Wendell’s Donut Shoppe is investigating the purchase of a new $18,600 donut-making machine. The new machine would permit the company to reduce the amount of part-time help needed, at a cost savings of $3,800 per year. In addition, the new machine would allow the company to produce one new style of donut, resulting in the sale of 1,000 dozen more donuts each year. The company realizes a contribution margin of $1.20 per dozen donuts sold. The new machine would have a six-year useful life.
Click here to view Exhibit 13B-1 and Exhibit 13B-2, to determine the appropriate discount factor(s) using tables.
Required:
1. What would be the total annual cash inflows associated with the new machine for capital budgeting purposes? (Round your final answer to the nearest whole dollar amount.)
2. What discount factor should be used to compute the new machine’s internal rate of return? (Round your answers to 3 decimal places.)
3. What is the new machine’s internal rate of return? (Round your answer to whole decimal place i.e. 0.123 should be considered as 12%.)

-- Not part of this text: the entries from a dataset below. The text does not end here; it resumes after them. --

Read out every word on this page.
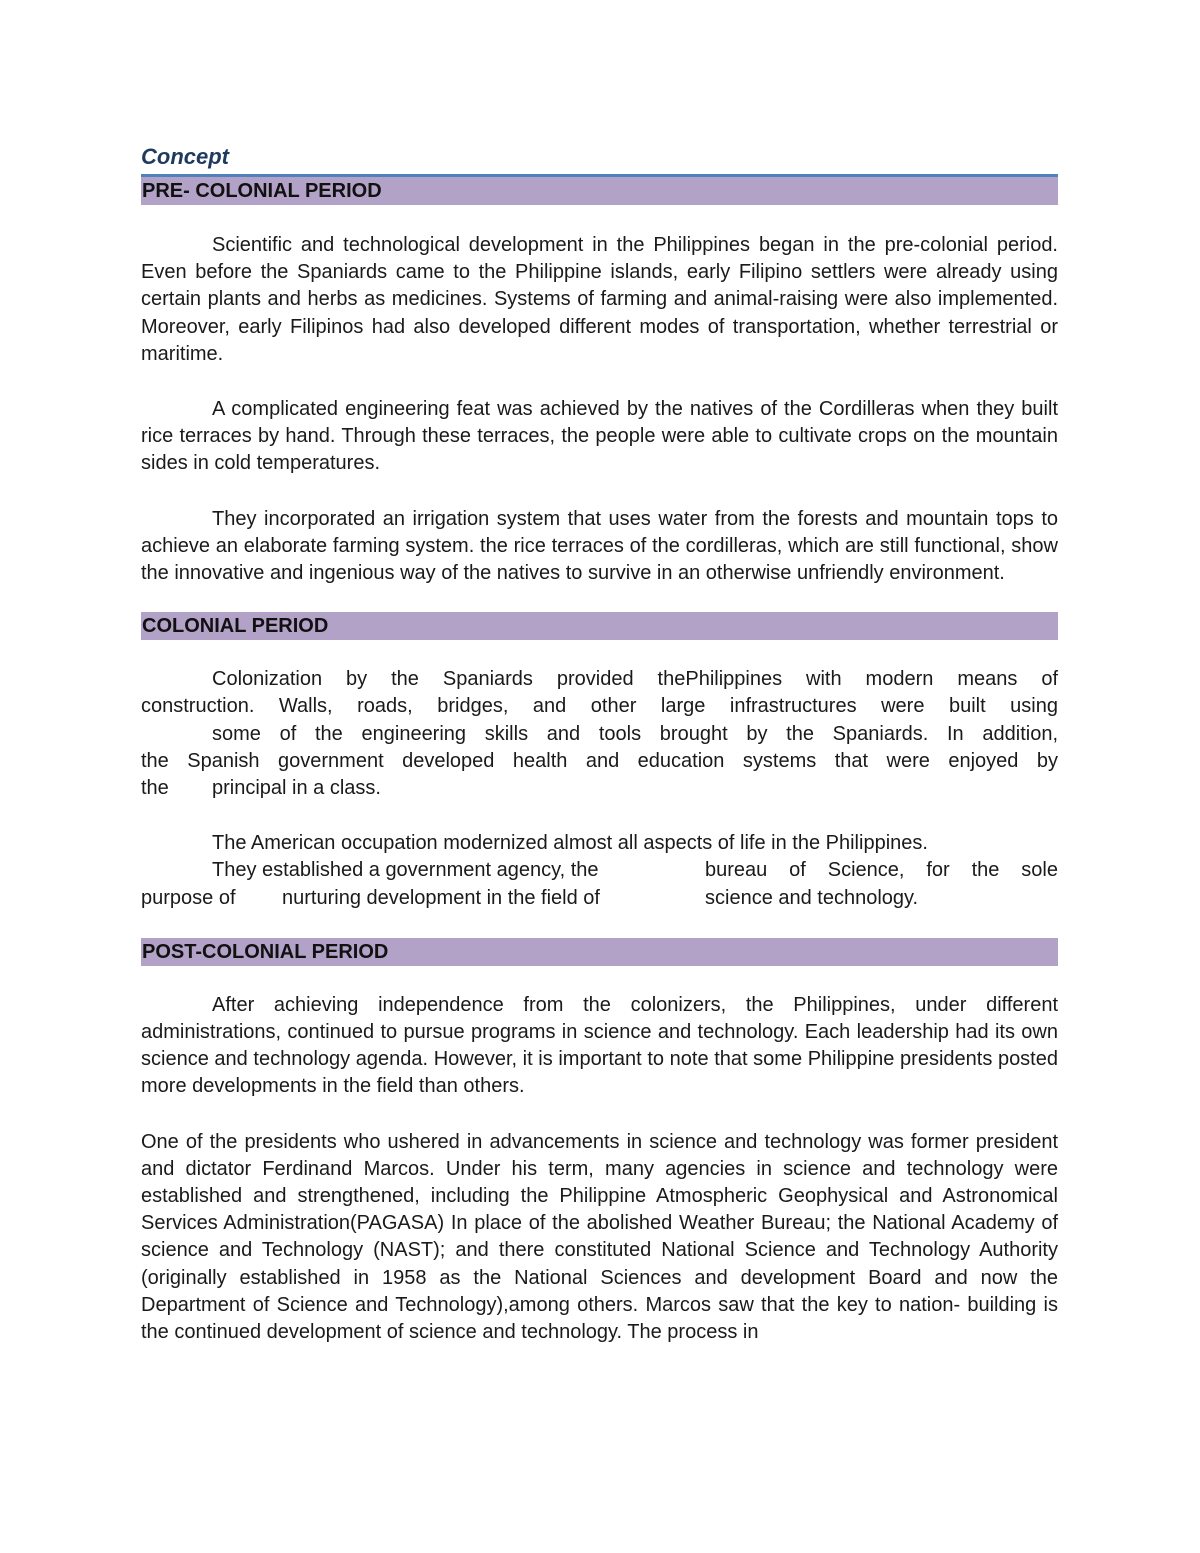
Concept
PRE- COLONIAL PERIOD

Scientific and technological development in the Philippines began in the pre-colonial period. Even before the Spaniards came to the Philippine islands, early Filipino settlers were already using certain plants and herbs as medicines. Systems of farming and animal-raising were also implemented. Moreover, early Filipinos had also developed different modes of transportation, whether terrestrial or maritime.

A complicated engineering feat was achieved by the natives of the Cordilleras when they built rice terraces by hand. Through these terraces, the people were able to cultivate crops on the mountain sides in cold temperatures.

They incorporated an irrigation system that uses water from the forests and mountain tops to achieve an elaborate farming system. the rice terraces of the cordilleras, which are still functional, show the innovative and ingenious way of the natives to survive in an otherwise unfriendly environment.

COLONIAL PERIOD
Colonization by the Spaniards provided thePhilippines with modern means of
construction. Walls, roads, bridges, and other large infrastructures were built using
some of the engineering skills and tools brought by the Spaniards. In addition,
the Spanish government developed health and education systems that were enjoyed by
the principal in a class.
The American occupation modernized almost all aspects of life in the Philippines.
They established a government agency, the	bureau of Science, for the sole
purpose of nurturing development in the field of	science and technology.
POST-COLONIAL PERIOD

After achieving independence from the colonizers, the Philippines, under different administrations, continued to pursue programs in science and technology. Each leadership had its own science and technology agenda. However, it is important to note that some Philippine presidents posted more developments in the field than others.

One of the presidents who ushered in advancements in science and technology was former president and dictator Ferdinand Marcos. Under his term, many agencies in science and technology were established and strengthened, including the Philippine Atmospheric Geophysical and Astronomical Services Administration(PAGASA) In place of the abolished Weather Bureau; the National Academy of science and Technology (NAST); and there constituted National Science and Technology Authority (originally established in 1958 as the National Sciences and development Board and now the Department of Science and Technology),among others. Marcos saw that the key to nation- building is the continued development of science and technology. The process in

4. In addition to the data given previously, assume that the machine will have a $9,125 salvage value at the end of six years. Under these conditions, what is the internal rate of return? (Hint: You may find it helpful to use the net present value approach; find the discount rate that will cause the net present value to be closest to zero.) (Round your answer to whole decimal place i.e. 0.123 should be considered as 12%.)